Nicht nur die Lunge leidet

Die Erfahrung zeigt jedoch auch einen Lichtblick: Bei Patienten, die ohne oder mit einer Maskenbeatmung zurechtkamen, erholte sich die Lunge wieder vollständig von der Infektion.

Es ist unwahrscheinlich, dass Covid-19 zu einer chronischen Beeinträchtigung der Lunge führt. Dennoch wird Genesenen empfohlen, für Alarmsignale des Körpers aufmerksam zu sein. Es hat sich gezeigt, dass SARS-CoV-2 nicht nur die Lunge befüllt, sondern den ganzen Körper mit allen Organen.
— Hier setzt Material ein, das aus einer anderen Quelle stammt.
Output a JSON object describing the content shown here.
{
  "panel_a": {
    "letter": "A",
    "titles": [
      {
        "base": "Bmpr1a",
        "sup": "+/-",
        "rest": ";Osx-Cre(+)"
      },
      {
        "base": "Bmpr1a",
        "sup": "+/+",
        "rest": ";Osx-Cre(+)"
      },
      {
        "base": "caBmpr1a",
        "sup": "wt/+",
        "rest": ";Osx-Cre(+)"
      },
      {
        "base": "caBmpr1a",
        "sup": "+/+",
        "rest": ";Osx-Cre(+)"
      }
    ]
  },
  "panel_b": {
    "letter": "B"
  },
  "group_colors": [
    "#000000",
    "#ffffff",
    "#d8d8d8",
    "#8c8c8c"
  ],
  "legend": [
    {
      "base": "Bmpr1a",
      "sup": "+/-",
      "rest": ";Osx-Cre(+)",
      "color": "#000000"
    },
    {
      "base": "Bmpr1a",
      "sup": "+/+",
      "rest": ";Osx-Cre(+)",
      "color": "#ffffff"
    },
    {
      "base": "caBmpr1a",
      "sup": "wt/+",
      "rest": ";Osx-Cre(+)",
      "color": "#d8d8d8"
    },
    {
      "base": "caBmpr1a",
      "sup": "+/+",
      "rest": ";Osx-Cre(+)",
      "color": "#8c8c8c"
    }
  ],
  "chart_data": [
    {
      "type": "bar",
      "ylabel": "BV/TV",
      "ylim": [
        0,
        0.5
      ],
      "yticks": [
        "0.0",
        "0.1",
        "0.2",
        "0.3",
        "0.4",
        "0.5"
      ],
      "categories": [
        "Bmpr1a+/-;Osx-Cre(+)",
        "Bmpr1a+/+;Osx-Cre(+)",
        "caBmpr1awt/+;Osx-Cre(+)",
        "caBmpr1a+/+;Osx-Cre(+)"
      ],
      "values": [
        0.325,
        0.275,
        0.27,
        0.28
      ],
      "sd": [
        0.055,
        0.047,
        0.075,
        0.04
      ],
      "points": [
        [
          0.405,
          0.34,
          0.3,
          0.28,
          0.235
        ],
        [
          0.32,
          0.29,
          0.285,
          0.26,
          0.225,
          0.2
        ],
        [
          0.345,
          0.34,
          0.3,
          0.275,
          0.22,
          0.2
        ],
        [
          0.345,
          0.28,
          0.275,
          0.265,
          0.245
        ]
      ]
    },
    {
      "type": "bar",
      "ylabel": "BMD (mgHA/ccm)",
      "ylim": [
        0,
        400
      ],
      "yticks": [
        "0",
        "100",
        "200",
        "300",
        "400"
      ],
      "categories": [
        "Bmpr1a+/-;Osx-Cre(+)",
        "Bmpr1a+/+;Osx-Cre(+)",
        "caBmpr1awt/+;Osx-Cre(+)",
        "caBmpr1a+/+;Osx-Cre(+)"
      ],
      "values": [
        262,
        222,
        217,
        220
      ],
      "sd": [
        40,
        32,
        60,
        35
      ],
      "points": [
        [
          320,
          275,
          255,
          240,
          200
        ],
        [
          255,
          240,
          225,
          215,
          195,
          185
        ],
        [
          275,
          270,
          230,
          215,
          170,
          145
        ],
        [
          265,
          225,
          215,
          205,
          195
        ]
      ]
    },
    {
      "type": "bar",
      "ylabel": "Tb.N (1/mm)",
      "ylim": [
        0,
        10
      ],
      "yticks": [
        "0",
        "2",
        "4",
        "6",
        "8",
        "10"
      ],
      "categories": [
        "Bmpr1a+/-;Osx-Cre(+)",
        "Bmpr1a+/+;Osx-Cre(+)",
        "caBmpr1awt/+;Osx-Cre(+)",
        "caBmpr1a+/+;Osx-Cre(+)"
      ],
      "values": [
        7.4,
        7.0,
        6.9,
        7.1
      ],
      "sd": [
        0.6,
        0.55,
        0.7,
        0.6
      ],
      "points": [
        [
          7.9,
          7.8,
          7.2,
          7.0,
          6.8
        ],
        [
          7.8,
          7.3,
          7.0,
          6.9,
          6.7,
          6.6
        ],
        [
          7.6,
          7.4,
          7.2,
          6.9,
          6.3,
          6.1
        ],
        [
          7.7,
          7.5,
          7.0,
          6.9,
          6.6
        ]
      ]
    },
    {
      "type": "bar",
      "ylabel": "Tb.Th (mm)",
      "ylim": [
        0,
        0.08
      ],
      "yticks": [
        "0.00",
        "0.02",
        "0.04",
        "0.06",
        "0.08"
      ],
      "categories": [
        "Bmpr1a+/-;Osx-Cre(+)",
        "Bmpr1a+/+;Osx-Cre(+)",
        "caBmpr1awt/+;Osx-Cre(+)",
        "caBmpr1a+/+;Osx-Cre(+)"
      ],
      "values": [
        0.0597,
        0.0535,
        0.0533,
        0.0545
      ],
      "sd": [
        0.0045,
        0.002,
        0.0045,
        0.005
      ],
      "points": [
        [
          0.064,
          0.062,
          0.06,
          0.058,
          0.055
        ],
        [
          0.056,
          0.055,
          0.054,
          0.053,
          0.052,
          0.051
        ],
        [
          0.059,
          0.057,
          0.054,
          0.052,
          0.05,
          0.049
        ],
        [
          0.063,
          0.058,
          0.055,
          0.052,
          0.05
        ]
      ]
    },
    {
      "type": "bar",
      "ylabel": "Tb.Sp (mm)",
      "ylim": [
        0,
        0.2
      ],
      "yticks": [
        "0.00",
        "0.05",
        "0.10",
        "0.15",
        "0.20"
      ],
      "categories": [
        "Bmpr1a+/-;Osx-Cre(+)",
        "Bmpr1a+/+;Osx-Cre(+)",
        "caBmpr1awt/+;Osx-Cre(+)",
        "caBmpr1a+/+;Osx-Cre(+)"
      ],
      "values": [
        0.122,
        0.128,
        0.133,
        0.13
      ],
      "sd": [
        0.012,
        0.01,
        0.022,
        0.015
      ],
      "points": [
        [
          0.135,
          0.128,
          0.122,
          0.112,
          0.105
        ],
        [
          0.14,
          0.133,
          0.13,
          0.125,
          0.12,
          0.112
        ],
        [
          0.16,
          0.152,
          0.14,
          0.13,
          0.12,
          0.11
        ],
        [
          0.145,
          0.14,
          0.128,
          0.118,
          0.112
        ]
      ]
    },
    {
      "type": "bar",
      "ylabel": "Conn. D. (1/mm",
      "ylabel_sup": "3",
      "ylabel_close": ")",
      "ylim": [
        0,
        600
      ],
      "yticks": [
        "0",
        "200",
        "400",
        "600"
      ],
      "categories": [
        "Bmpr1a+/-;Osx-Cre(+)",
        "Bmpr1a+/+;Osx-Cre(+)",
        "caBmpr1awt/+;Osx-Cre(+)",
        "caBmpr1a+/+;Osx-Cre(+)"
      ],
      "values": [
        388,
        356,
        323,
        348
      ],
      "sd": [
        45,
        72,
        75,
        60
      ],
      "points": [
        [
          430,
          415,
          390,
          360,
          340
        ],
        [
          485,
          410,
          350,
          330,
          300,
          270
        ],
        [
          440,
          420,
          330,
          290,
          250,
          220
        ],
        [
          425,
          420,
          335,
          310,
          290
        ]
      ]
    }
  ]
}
Als Folge kann es zu Thrombosen, Schlaganfällen und Herzerkrankungen kommen. Covid-19-Patienten könnten möglicherweise auch Leber- und Nervenschäden davontragen. Wir wissen noch nichts darüber, inwieweit das Gehirn betroffen ist. Gesundeten Patienten wird empfohlen, ihrem Hausarzt von verdächtigen Symptomen zu berichten.

Dazu gehöre alles, was irgendwie anders ist: neben Atemgeräuschen oder Luftnot auch schlechte allgemeine Belastbarkeit oder untypische Erscheinungen wie taube Fingerspitzen. Auf diese Weise lernen wir lernen jeden Tag Neues über die Krankheit dazu.